One of the Northern Irish MPs propping up the Government is being investigated by the parliamentary standards watchdog after a Telegraph investigation revealed how he accepted holidays worth £100,000 from Sri Lanka.
Kathryn Hudson, the Commons standards commissioner, has launched an inquiry into whether Ian Paisley Jr failed to properly register outside interests or declare them in dealings with MPs and ministers.
Mr Paisley referred himself to Mrs Hudson last week after this newspaper disclosed that he accepted two all-expenses-paid trips to Sri Lanka before helping the state's efforts to secure a post-Brexit trade deal.
In 2015 figures showed that Mrs Hudson opened formal investigations into just one in ten complaints about MPs. In the same year she declined to take up one referral by an MP because the newspaper report that prompted the complaint failed to provide the necessary "evidence" for an inquiry.
But on Thursday, following an initial examination of the evidence, her office announced that she had opened a formal investigation into whether Mr Paisley had breached paragraph 13 of the Commons Code of Conduct.
The paragraph states: "Members shall fulfil conscientiously the requirements of the House in respect of the registration of interests in the Register of Members' Financial Interests.
"They shall always be open and frank in drawing attention to any relevant interest in any proceeding of the House or its Committees, and in any communications with Ministers, Members, public officials or public office holders."

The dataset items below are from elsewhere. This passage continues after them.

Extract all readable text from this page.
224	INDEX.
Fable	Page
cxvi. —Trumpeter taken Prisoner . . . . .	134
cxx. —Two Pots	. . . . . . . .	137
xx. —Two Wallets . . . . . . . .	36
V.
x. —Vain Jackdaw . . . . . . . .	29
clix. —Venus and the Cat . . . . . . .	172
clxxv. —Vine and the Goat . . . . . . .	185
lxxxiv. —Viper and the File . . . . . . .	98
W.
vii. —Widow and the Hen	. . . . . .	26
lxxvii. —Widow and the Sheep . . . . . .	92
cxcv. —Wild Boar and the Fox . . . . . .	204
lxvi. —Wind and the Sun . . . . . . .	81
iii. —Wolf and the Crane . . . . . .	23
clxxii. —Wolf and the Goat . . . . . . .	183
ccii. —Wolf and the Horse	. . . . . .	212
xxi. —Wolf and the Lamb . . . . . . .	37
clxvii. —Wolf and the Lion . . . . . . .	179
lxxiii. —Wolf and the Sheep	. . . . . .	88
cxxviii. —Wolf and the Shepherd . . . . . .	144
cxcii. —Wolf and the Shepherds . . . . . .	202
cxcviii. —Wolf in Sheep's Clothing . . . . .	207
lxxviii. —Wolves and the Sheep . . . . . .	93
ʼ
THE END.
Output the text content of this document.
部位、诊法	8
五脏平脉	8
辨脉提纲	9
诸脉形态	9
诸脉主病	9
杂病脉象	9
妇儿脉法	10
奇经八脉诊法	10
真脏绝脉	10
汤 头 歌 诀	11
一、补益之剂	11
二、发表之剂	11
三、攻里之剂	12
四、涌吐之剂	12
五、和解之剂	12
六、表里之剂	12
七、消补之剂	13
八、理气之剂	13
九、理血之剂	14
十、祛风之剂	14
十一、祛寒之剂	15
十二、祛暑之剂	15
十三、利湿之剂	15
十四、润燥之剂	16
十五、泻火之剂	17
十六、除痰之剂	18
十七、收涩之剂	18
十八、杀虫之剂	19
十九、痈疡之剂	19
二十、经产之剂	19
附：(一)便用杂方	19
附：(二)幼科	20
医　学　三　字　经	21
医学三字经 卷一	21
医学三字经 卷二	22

The announcement followed concern raised by MPs that the DUP parliamentarian might be helping to broker a “back-door trade agreement” with Sri Lanka.
Transparency International, the campaign group, had said that Mrs Hudson should investigate the matter as a "top priority", following concerns that Mr Paisley has failed to declare the Sri Lankan trips in the Commons register of interests.
Documents seen by the Telegraph show that Mr Paisley took his wife and children to the country for luxury holidays in 2013.
Last week Mr Paisley posted a picture of himself alongside the Sri Lankan high commissioner, with the caption: “With Sri Lanka high commissioner to discuss NI-Sri Lanka trade deal after Brexit.”
Two days after the meeting in Parliament, Mr Paisley posted a picture of himself alongside Liam Fox, the International Trade Secretary, with whom he discussed "our trade agreements post Brexit".
Mr Paisley initially declined to answer a series of questions about the Telegraph's findings.
He later tweeted a statement from his lawyer saying: "My client totally denies the defamatory inferences arising from the article in today's Daily Telegraph including those relating to his registration obligations as an MP. He has now referred this matter, and a full explanation, to the Parliamentary Commissioner for Standards."